Ooo taak, drewniane kościoły są cool + do tego ksiądz, który nigdy nie zabił żadnego zombie, a mimo tego nadal żyje. Przecież to nie możliwe, że przez parę lat (czy ile tam ta fabuła trwa) żaden szewndacz nie chciał się wbić do kościoła.
fabuła trwa jak mi się wydaje chyba mniej niż 2 lata bo lori zaszła w ciążę jakoś na samym początku czyli 9 mcy ciąży plus wiek dziecka, a dziecko nie ma jeszcze roku. jakoś tam mógł się uchować przed szwędaczami, jestem też w stanie uwierzyć że nikogo własnymi rękami nie zabił, bo taka ciapa z niego (chyba że tak świetnie udaje)
tylko te ślady, które świadczą, że ktoś próbował się tam dostać i mu się nie udało są mocno naciągane, nie wierzę, że żaden desperat się nie próbował przebić siekierą czy coś.
Możliwe jest również, że jakaś osoba lub grupka ludzi szukali schronienia w kościele, a on ich po prostu nie wpuścił, pozostawiając ich na pewną śmierć. W akcie desperacji mogli napisać, że będzie się smażył w piekle, za to co zrobił.
no właśnie próbuję sobie to wyobrazić: jacyś ludzie są gonieni przez zombiaki, próbują się dostać do kościoła, dłubią nożem przy oknach, jak się nie udaje to zamiast uciekać/walczyć decydują się porzeźbić trochę w drewnie wyzwiska xD a potem zostaja zjedzeni.

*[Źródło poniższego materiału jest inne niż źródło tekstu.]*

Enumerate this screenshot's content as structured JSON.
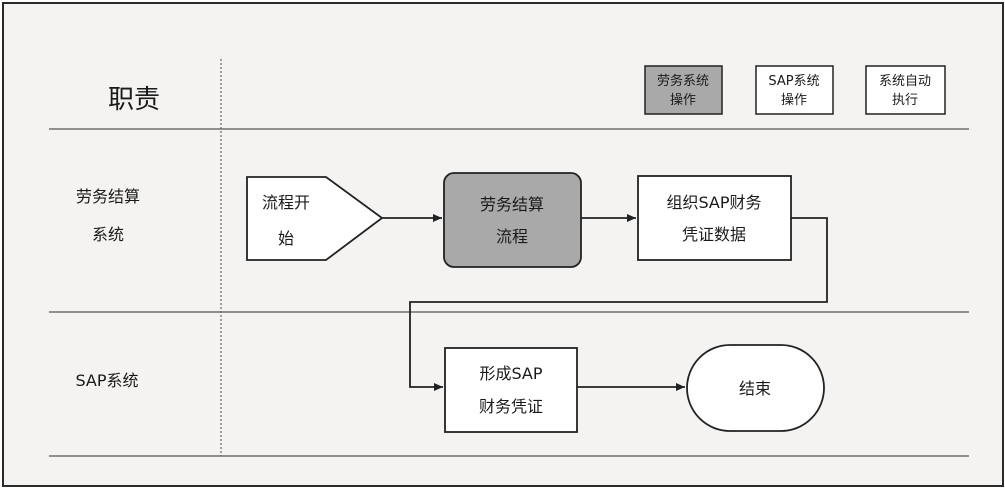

Hahahah, nie no, niekoniecznie musiały ich ścigać trupy. Zobaczyli nienaruszony kościół, może przez przypadek zauważyli również księdza w środku. Nie jedli parę dni, byli wykończeni, po drodze pewnie pozabijali miliardy trupów więc myśleli, że osoba, która się zwie księdzem im pomoże. Nie dostali tego co chcieli więc odeszli, pozostawiając pamiątkę :)
mogło by tak być, ale myślę, że bardziej chodzi o to co zrobił lokalsom, nie pokazywaliby wtedy tej kobiety w okularach i naszyjniku na zdjęciu z Gabrielem, która była zombiakiem w wodzie. wydawali się dość bliscy sobie, może to nawet mogła być jego żona (jeśli jest pastorem)?

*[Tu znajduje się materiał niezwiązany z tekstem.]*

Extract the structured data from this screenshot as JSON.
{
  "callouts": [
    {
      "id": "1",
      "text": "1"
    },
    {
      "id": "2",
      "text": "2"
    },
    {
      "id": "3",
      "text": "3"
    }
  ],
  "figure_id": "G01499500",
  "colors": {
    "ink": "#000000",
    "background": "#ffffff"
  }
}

załatwił to nie, ale zawsze to wygląda gorzej jak ktoś odwróci się i nie pomoże bliskim osobom, niż przypadkowym obcym. może nawet nie tyle się zamknął i nie wpuścił, co nawet wyrzucił inne przebywające w kościele osoby, żeby było więcej żarcia dla niego. nie wiem w sumie po co robi taki cyrk z tą tajemniczością, na pewno by zdobył większe zaufanie grupy gdyby wyznał co zrobił, nawet jesli by to było coś strasznego.
"może nawet nie tyle się zamknął i nie wpuścił, co nawet wyrzucił inne przebywające w kościele osoby, żeby było więcej żarcia dla niego"
to by pasowało do niego, ksiądz wydaje się patologicznym tchórzem.
a może księciunio po prostu ma deal z terminusem i w zamian za spokój jego duszy i ciała wydaje im ludzi, którzy znaleźli schronienie w kościele?
Nie wiem, średnio mi się wydaję, bo nie wygląda na takiego. No, ale cóż, w czasach apokalipsy to nawet największe niewiniątko może okazać się mordercą/kanibalem tudzież innym psychopatą :)
"Ciekawa jestem o co chodziło z tym napisem na kościele ,,Będziesz się smażył w piekle''.
Nie chciał ich wpuścić, to mu napisali wiadomość. Takie jest przynajmniej najbardziej logiczne wytłumaczenie. Ot, cała historia.
W kościele siedział bodajże półtora roku, żywiąc się konserwami. Sporo ich miał. Potem zaczął wychodzić na dwór w poszukiwaniu zapasów.